June 18, 2010 Leave a comment
The DepoST – Deposit Show and Tell Meeting – was held last October at the University of London Student Union. The aim of the event was “to identify deposit tools (and perhaps combinations of tools) that would clearly benefit repository users if they could be taken up easily and with confidence, and to plot a path for those tools toward widespread and sustainable take-up.”
I was not actually at the event myself but have long been interested in implementing a user-friendly SWORD client; there has also been recent interest from UKCoRR colleagues so I thought it would be useful to revisit DepoST and try to establish which of the various tools that were demoed at the event have since become “going concerns” and, if so, how repository managers can go about exploiting them.
I have contacted several of the developers who showed their wares back in the Autumn as well as reviewing on-line information; the full list of demoes at the event is as follows:
(1) DepositAir IE Demonstrator - Julian Cheal, SUE/SIS Systems Developer, UKOLN
(2) ePrints 3 Upload Handler plugin – Dave Tarrant, Postgraduate researcher, University of Southampton
(3) PDFMetaExtractor - Pat McSweeney, ePrints project developer, University of Southampton
(4) ICE – Integrated Content Environment - Peter Sefton, eScholarship Tech Team Manager, University of Southern Queensland, Australia
(5) Dashboard deposit in ‘Publications’ product – Richard Jones, Symplectic Limited
(6) Email-based deposit plugin for SWORD – Alex Strelnikov, UKOLN
(7) Mendeley – Jan Reichelt, Mendeley
(8) The Open Access Repository Junction – Ian Stuart, Software Engineer, EDINA
(9) Drag & Drop Deposit Tool – Joe Lambert, University of Southampton
(10) GAip desktop curation tool – Viv Cothey, Gloucestershire Archives
(11) Map a WebDav or FTP drive directly into ePrints 3.2 – Tim Brody, EPrints WebDav, University of Southampton
(12) EM-Loader (Extracting Metadata to Load for Open Access Deposit) – Theo Andrew & Fred Howell, The Open Access Repository, EDINA
(13) EasyDeposit configurable deposit client – Stuart Lewis, IT Innovations Analyst & Developer, University of Auckland Library
(14) WordDeposit – Alex Wade, Director for Scholarly Communication, Microsoft External Research
(15) sWordInbox - Seb Francois, University of Southampton
(16) Xerte online authoring toolkit and Xpert deposit tool X- Julian Tenney and Patrick Lockey, Xerte, University of Nottingham
(17) Copyright Licensing Applications using SWORD for Moodle (CLASM) – James Ballard & Richard Davis, University of London
(18) Names Project – Dan Needham, University of Manchester & Alan Danskin, British Library
DepositAir IE Demonstrator is an Adobe AIR application which borrows its look and feel from the Flickr Uploadr.

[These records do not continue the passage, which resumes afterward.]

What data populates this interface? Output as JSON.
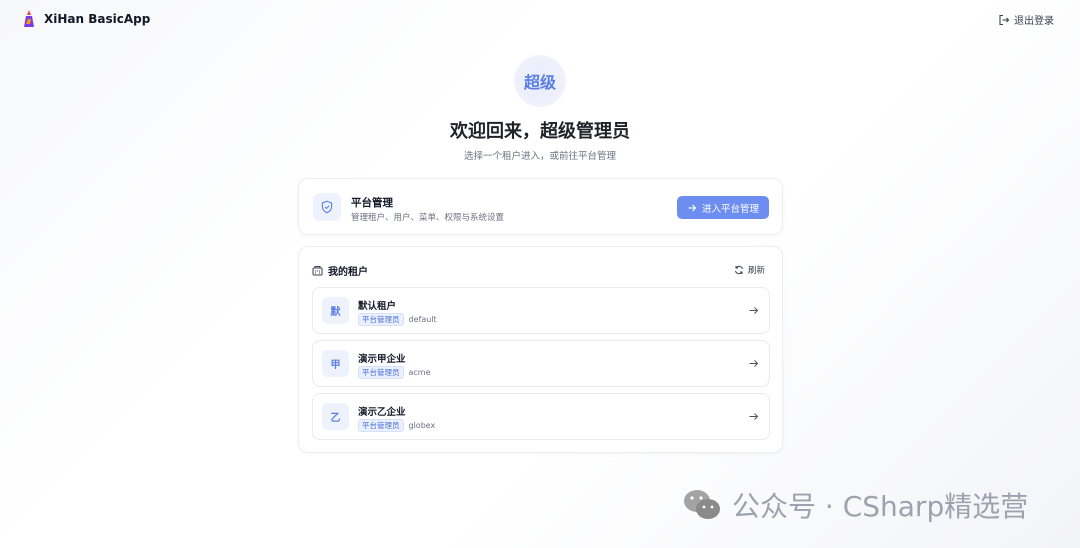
{
  "app": {
    "name": "XiHan BasicApp"
  },
  "header": {
    "logout_label": "退出登录"
  },
  "welcome": {
    "avatar_text": "超级",
    "title": "欢迎回来，超级管理员",
    "subtitle": "选择一个租户进入，或前往平台管理"
  },
  "platform": {
    "title": "平台管理",
    "description": "管理租户、用户、菜单、权限与系统设置",
    "enter_label": "进入平台管理"
  },
  "tenants": {
    "title": "我的租户",
    "refresh_label": "刷新",
    "items": [
      {
        "icon_text": "默",
        "name": "默认租户",
        "role": "平台管理员",
        "code": "default"
      },
      {
        "icon_text": "甲",
        "name": "演示甲企业",
        "role": "平台管理员",
        "code": "acme"
      },
      {
        "icon_text": "乙",
        "name": "演示乙企业",
        "role": "平台管理员",
        "code": "globex"
      }
    ]
  },
  "watermark": {
    "text": "公众号 · CSharp精选营"
  },
  "colors": {
    "accent": "#6d8ef0",
    "accent_text": "#5b7ee5",
    "badge_bg": "#eaf0fe"
  }
}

The user drags and drops the files to deposit from the source folder to the application which auto-populates metadata fields such as title, ISSN, publisher, author name, and then sends the files and metadata to http://dspace.swordapp.org/jspui/. Lack of resources has meant that it hasn’t been fully developed since DepoST and the code has not yet been released to the community; Julian has indicated that he could release the code if people would find it useful.
ePrints 3 Upload Handler plugin works with Microsoft Word 2007 and Powerpoint to extract metadata and media during the deposit process. The plug-in is included in EPrints 3.2; there is a 5 minute demo at http://www.eprints.org/software/training/3.2/videos/word_addin-only.swf
Although the current extraction process is in-line, the plan is to make it an unobtrusive background operation; as I understand it, this work is pending subject to funding.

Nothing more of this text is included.